BC Business
Top 20 Innovators in BC, Paradigm Shift Solutions
Congratulations to Paradigm Shift Solutions, #6 in 2011's Most Innovative Companies in B.C. (More: 2011 BCBusiness Guide to Innovation)
(More: 2011 BCBusiness Guide to Innovation)
When Chilwin Cheng and his partner Jim Hamlin, a web developer, founded Paradigm Shift Solutions in 2008, they set out to build websites that provide the raw ingredients of legal services without the cost of actual lawyers. Cheng, a lawyer himself who left private practice for an MBA, explains the concept with a food metaphor: “You can make pasta at home with some olive oil and tomato sauce, you can go to Milestone’s and pay something like $12 for a pasta dish, then you can go to a really high-end restaurant. But when it comes to law, you don’t have the option of eating in.”
Rather than compete with law firms, Cheng says, Paradigm Shift expands the market for legal services by making answers to very basic legal questions affordable. Firedwithoutcause.com, the company’s first service, lets users who feel they’ve been wrongfully dismissed submit the details of their situation to the software, which searches previous relevant cases and provides a report that helps them to determine the viability of a potential suit and how much severance might be expected. At $59, it costs a little more than some olive oil and tomato sauce, but it’s a steal compared to the bill you’d get from anyone with the letters LL.B. after their name.
Paradigm Shift’s business is based on the assumption that lots of people who would never bring their case to a human legal expert will see good value in using its software. That’s why the innovation in this product isn’t that Cheng and Hamlin have found a cheaper way to a more litigious B.C.; it’s that they’re helping to solve a worsening problem of limited access to justice. As one of our panellists points out, “Our society is based on all parties being able to afford access to legal advice, but for many, the cost is prohibitive.” And even if the provision of good advice, as a service, remains expensive, in the age of Google there’s no reason for legal information, as a product, to cost any more than 60 bucks.
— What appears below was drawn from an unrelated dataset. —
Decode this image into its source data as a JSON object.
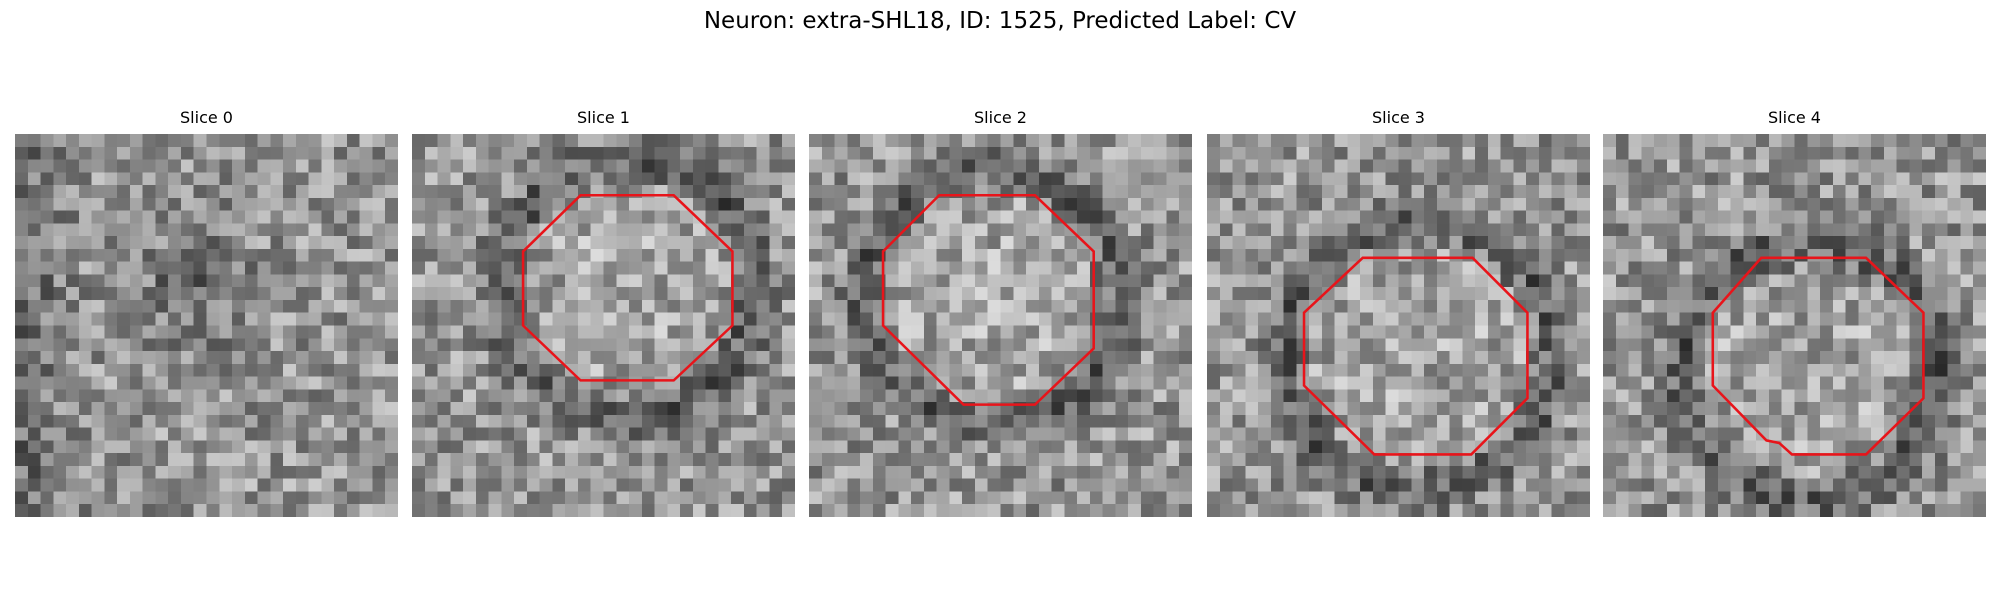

Paradigm Shift’s latest site, the recently launched contracttailor.com, is another empowering tool for anyone interested in saving money on basic legal services. Cheng says it’s designed for firms to let their clients easily fashion bespoke documents with the firm’s own content and a little hand-holding from a pro. The value added by a good lawyer is in determining which documents are needed and other higher functions, not in drafting the language.
The central innovation at the heart of all of Paradigm Shift’s sites is the idea that software can break lawyers’ monopoly on the raw ingredients of good legal advice, forcing the humans to add real value with insight and experience. Our panellists were most excited about this subversion of “gatekeepers” that exploit limited access to information. It’s an axiom of the early Internet that’s no less true today: information wants to be free. Or at least $59.